K’Naut set the replicator to recycle the sample. He sat on a stool, trembling. Fehrehew was one of the most toxic natural substances known to the Caitian people. He would have been dead in less than a minute if he had tried the food on Ange. Ordinary Caitians wouldn’t have been able to smell the toxin. It had been used to assassinate in the ancient past. The food had smelled good, except for the fehrehew. Without his enhancements. K’Naut would have eaten the sample and would have been dead. He thanked his parents for their meddling.

Once his nerves had settled, K’Naut got back to preparing the separator. He had designed the device to remove up to four minerals during each run but was only using it for two. He originally planned on just taking out the cortenum in the first phase of processing. A detailed analysis of the water changed his plans and prompted a private talk with the captain.

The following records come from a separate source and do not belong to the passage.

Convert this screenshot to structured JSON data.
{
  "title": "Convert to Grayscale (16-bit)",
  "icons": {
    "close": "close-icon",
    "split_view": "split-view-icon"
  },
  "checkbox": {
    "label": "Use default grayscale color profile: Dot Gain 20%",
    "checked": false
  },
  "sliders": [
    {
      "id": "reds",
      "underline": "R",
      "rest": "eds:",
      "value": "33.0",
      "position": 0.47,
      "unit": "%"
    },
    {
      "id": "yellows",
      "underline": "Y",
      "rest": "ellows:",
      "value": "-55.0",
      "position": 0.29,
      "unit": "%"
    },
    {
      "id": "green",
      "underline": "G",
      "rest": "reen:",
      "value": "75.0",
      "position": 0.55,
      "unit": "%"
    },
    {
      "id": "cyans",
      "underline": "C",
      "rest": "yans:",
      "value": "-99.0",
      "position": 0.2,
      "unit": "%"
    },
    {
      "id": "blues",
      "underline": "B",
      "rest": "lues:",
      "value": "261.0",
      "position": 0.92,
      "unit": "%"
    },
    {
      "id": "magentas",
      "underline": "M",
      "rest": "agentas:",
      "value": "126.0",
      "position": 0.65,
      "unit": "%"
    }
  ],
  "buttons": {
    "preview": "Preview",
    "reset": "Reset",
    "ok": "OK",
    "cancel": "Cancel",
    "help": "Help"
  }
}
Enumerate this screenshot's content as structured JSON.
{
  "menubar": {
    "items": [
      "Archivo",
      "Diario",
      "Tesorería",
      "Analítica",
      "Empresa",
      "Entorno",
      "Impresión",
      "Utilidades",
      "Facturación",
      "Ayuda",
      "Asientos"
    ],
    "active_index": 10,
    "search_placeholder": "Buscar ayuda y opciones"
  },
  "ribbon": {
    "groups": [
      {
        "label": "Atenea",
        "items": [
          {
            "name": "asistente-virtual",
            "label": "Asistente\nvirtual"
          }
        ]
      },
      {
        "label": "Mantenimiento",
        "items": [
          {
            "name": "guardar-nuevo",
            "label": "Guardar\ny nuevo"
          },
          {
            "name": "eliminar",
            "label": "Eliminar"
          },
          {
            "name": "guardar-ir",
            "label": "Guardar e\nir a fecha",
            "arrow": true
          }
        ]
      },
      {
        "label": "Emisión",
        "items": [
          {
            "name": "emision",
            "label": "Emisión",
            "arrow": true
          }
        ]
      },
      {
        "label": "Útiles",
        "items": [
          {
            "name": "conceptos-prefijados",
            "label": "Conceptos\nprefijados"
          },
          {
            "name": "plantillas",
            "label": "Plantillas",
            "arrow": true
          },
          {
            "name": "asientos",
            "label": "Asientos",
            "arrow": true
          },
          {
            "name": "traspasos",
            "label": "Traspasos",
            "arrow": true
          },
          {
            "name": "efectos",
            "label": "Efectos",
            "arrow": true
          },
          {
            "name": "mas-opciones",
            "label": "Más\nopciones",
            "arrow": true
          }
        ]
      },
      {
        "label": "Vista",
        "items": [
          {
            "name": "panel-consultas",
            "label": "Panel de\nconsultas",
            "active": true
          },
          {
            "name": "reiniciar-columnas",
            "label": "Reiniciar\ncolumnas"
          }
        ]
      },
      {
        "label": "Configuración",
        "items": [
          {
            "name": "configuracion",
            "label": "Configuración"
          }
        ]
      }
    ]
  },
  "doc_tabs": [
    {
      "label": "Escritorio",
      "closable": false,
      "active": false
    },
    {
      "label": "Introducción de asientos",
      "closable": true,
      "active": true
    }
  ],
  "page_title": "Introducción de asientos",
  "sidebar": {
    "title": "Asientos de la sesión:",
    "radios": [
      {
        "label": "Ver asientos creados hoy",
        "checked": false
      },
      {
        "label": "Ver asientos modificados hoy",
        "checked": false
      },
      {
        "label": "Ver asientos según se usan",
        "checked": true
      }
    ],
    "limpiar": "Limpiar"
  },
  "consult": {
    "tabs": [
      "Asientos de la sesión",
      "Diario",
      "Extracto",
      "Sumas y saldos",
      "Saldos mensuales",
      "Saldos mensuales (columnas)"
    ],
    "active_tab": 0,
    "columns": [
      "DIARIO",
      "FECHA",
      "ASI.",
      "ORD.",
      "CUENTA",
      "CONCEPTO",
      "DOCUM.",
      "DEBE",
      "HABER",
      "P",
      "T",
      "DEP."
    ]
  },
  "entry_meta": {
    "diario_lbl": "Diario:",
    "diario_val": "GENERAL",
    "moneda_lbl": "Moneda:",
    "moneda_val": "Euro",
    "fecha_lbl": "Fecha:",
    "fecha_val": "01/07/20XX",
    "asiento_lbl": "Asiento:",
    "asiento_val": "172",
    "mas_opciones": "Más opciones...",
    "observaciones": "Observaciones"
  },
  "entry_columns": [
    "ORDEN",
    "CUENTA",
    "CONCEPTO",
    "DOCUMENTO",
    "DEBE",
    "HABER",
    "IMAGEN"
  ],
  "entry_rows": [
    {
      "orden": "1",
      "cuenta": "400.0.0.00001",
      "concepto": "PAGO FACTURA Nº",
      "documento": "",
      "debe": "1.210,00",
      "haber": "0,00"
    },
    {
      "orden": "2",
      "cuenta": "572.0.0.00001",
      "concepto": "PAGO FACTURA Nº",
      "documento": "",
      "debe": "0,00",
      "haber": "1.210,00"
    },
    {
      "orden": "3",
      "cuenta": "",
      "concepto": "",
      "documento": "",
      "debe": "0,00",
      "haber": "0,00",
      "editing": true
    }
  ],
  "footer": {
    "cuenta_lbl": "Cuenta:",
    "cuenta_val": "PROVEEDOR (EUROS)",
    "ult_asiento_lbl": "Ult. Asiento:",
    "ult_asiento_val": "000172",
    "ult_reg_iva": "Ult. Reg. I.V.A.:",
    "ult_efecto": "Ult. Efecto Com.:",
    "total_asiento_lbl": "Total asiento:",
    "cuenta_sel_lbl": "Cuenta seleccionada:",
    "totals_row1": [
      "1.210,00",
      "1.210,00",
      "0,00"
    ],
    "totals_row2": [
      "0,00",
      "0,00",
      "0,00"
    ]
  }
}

He unsealed one of the tubes containing the product of his device. He looked at the silvery liquid bead rolling sluggishly as he tilted the collection tube. Pure latinum, about a brick’s worth of it. Which meant there was a hell of a lot of latinum locked up in that world’s ocean. Enough to tickle the lobes of even the least ambitious Ferengi. The planet would need to be protected, especially with the potential of there being a sentient species living on it. Well, that was above his pay grade. All he could do was report what he had found and hope the higher-ups would do the right thing.

K’Naut emptied the other collection tube. There was more of the light gray powder, sodium cortenide, than there was of the latinum. That was to be expected, as there was a higher concentration of the cortenum. It was valuable, too. In fact, there was so much metal dissolved in that ocean that there was enough of even inexpensive metals like copper or gold to make someone quite wealthy. K’Naut stored the cortenide in an airtight container to wait until he had some verterium so he could finally craft the warp coils for his NX-class refit model. And then would the challenge of squeezing old-scale warp 7 out of the small coils. Ah, what problems to have.

It only took a few more minutes for the Caitian to get the separator ready for another run. Once he was done, he tidied up his workshop area and headed to his quarters to get ready for the party.